Target incomes, not prices


  1. Puja Mehra, Delhi-based journalist , pointed out failure of India’s farm policy to support most vulnerable farmers

Important Analysis:

  1. The author pointed out some of the issues that were involved in the farm sector and led to crisis situation. These are given below.

a. Good rains, excessive sowing and the bumper harvest last year produced gluts in the market, leading to farm incomes crashing.

b. The Economic tools available for protecting farm incomes — the price support scheme, the price stabilisation fund and the market intervention scheme —  were  not successful in solving crisis situation.

c. Steps like quick and precise adjustment to the export and import rules could have address the price fall by diverting the excess supplies to overseas market. But this step was not taken on time.

d. MSP issue:

  • This year Budget promised that the MSP would be atleast 150% of production costs.
  • Even if the market price fall below the MSP, as they did for major kharif crops last year, the government will procure the produce on MSP.
  • If not procure, it will provide a mechanism to ensure payments, equal to the gap between the MSP and the market price.
  • The intension of assuring 50% profit margin over the cost of production is to make farming remunerative.
  • On formula for calculating production cost , farmers group and government are  yet not on the same platform.
  • Author said that simply announcing the higher MSP will not solve the problem.
  • For several crops last year, the quantities procured were small portions of the total produce. The procurement is conducted only for paddy, wheat, and sugarcane.
  • Procurement frequently take place at prices below the MSP, as a result small and vulnerable farmers do not get paid MSP at all, as they sell their produce to aggregators, not directly to mandis.
  • Depressed market prices and mounting farmer losses are a direct consequences of the malnutrition in agri- pricing policies.
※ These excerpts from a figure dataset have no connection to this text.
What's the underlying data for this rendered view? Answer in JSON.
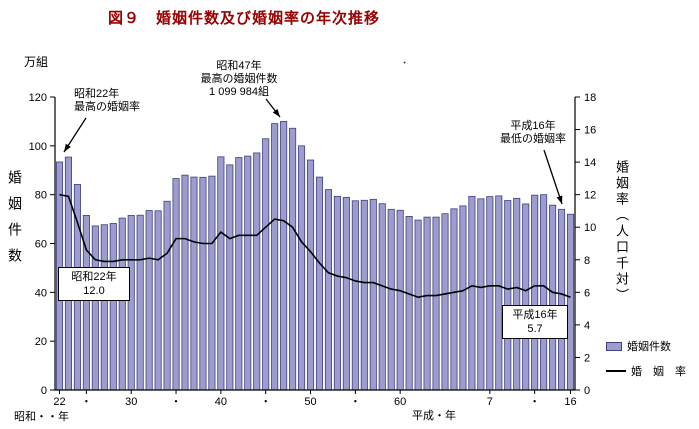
{
  "title": "図９　婚姻件数及び婚姻率の年次推移",
  "stray_dot": "・",
  "left_axis": {
    "unit_label": "万組",
    "axis_label": "婚姻件数",
    "ticks": [
      "120",
      "100",
      "80",
      "60",
      "40",
      "20",
      "0"
    ]
  },
  "right_axis": {
    "axis_label": "婚姻率（人口千対）",
    "ticks": [
      "18",
      "16",
      "14",
      "12",
      "10",
      "8",
      "6",
      "4",
      "2",
      "0"
    ]
  },
  "x_axis": {
    "era_label_left": "昭和・・年",
    "era_label_right": "平成・年",
    "ticks": [
      {
        "year": 1947,
        "label": "22"
      },
      {
        "year": 1950,
        "label": "・"
      },
      {
        "year": 1955,
        "label": "30"
      },
      {
        "year": 1960,
        "label": "・"
      },
      {
        "year": 1965,
        "label": "40"
      },
      {
        "year": 1970,
        "label": "・"
      },
      {
        "year": 1975,
        "label": "50"
      },
      {
        "year": 1980,
        "label": "・"
      },
      {
        "year": 1985,
        "label": "60"
      },
      {
        "year": 1995,
        "label": "7"
      },
      {
        "year": 2000,
        "label": "・"
      },
      {
        "year": 2004,
        "label": "16"
      }
    ]
  },
  "annotations": {
    "highest_rate": {
      "line1": "昭和22年",
      "line2": "最高の婚姻率"
    },
    "highest_count": {
      "line1": "昭和47年",
      "line2": "最高の婚姻件数",
      "line3": "1 099 984組"
    },
    "lowest_rate": {
      "line1": "平成16年",
      "line2": "最低の婚姻率"
    },
    "rate_start_box": {
      "line1": "昭和22年",
      "line2": "12.0"
    },
    "rate_end_box": {
      "line1": "平成16年",
      "line2": "5.7"
    }
  },
  "legend": {
    "bar_label": "婚姻件数",
    "line_label": "婚　姻　率"
  },
  "colors": {
    "bar_fill": "#9C9CCE",
    "bar_stroke": "#404080",
    "line": "#000000",
    "title": "#990000"
  },
  "chart_data": {
    "type": "bar",
    "combo": "bar+line",
    "title": "図９　婚姻件数及び婚姻率の年次推移",
    "x_years": [
      1947,
      1948,
      1949,
      1950,
      1951,
      1952,
      1953,
      1954,
      1955,
      1956,
      1957,
      1958,
      1959,
      1960,
      1961,
      1962,
      1963,
      1964,
      1965,
      1966,
      1967,
      1968,
      1969,
      1970,
      1971,
      1972,
      1973,
      1974,
      1975,
      1976,
      1977,
      1978,
      1979,
      1980,
      1981,
      1982,
      1983,
      1984,
      1985,
      1986,
      1987,
      1988,
      1989,
      1990,
      1991,
      1992,
      1993,
      1994,
      1995,
      1996,
      1997,
      1998,
      1999,
      2000,
      2001,
      2002,
      2003,
      2004
    ],
    "series": [
      {
        "name": "婚姻件数",
        "type": "bar",
        "axis": "left",
        "unit": "万組",
        "values": [
          93.4,
          95.4,
          84.2,
          71.5,
          67.2,
          67.7,
          68.2,
          70.4,
          71.5,
          71.6,
          73.5,
          73.4,
          77.3,
          86.6,
          88.0,
          87.2,
          87.1,
          87.6,
          95.5,
          92.2,
          95.2,
          95.8,
          97.1,
          102.9,
          109.1,
          110.0,
          107.2,
          100.0,
          94.2,
          87.2,
          82.1,
          79.3,
          78.9,
          77.5,
          77.7,
          78.1,
          76.3,
          74.0,
          73.6,
          71.1,
          69.6,
          70.8,
          70.8,
          72.2,
          74.2,
          75.4,
          79.3,
          78.3,
          79.2,
          79.5,
          77.6,
          78.5,
          76.2,
          79.8,
          80.0,
          75.7,
          74.0,
          72.0
        ]
      },
      {
        "name": "婚姻率",
        "type": "line",
        "axis": "right",
        "unit": "人口千対",
        "values": [
          12.0,
          11.9,
          10.3,
          8.6,
          8.0,
          7.9,
          7.9,
          8.0,
          8.0,
          8.0,
          8.1,
          8.0,
          8.4,
          9.3,
          9.3,
          9.1,
          9.0,
          9.0,
          9.7,
          9.3,
          9.5,
          9.5,
          9.5,
          10.0,
          10.5,
          10.4,
          10.0,
          9.1,
          8.5,
          7.8,
          7.2,
          7.0,
          6.9,
          6.7,
          6.6,
          6.6,
          6.4,
          6.2,
          6.1,
          5.9,
          5.7,
          5.8,
          5.8,
          5.9,
          6.0,
          6.1,
          6.4,
          6.3,
          6.4,
          6.4,
          6.2,
          6.3,
          6.1,
          6.4,
          6.4,
          6.0,
          5.9,
          5.7
        ]
      }
    ],
    "left_ylim": [
      0,
      120
    ],
    "right_ylim": [
      0,
      18
    ],
    "left_axis_unit": "万組",
    "right_axis_label": "婚姻率（人口千対）",
    "highest_count_annotation": "昭和47年 最高の婚姻件数 1 099 984組",
    "highest_rate_annotation": "昭和22年 最高の婚姻率 12.0",
    "lowest_rate_annotation": "平成16年 最低の婚姻率 5.7",
    "grid": false,
    "legend_position": "right-bottom"
  }
}
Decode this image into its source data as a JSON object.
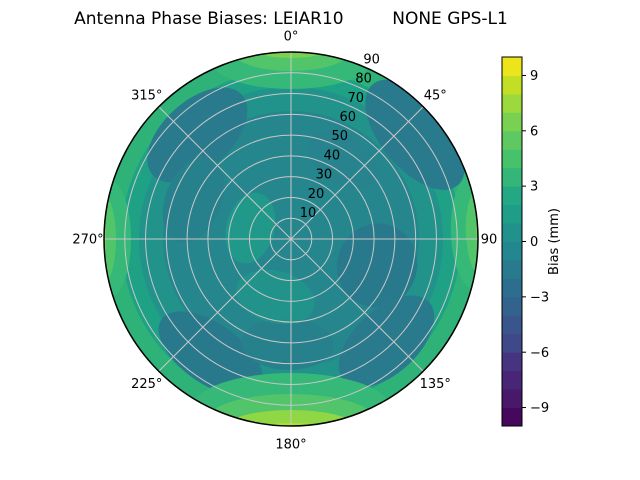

e. Demand-Supply mismatch:

  • Price differential payments, projects that the MSP of paddy for the 2018-19 kharif seasons will have to be raised 11-14%, cotton 19-28%, and jowar 42-44%.
  • To respond this , farmers need to sow more jowar in the next season.
  • It will lead to increased jowar production.
  • Demand-Supply mismatch would be inevitable which would send the market prices for jowar below the announced MSP.
  • Pricing policies distort market prices and send the wrong signal to farmers on what to produce and how much.
  1. The author pointed out the following solutions for farm crisis:
  • Income support payments, paid on a per hectare basis through direct transfer.
  • Example: Telangana- has announced such payments for farmers at the rate of Rs 10,000/ha per season.
  • Fiscal space must be found for providing income support to most vulnerable farmers.
  • Proper fiscal support to farmers.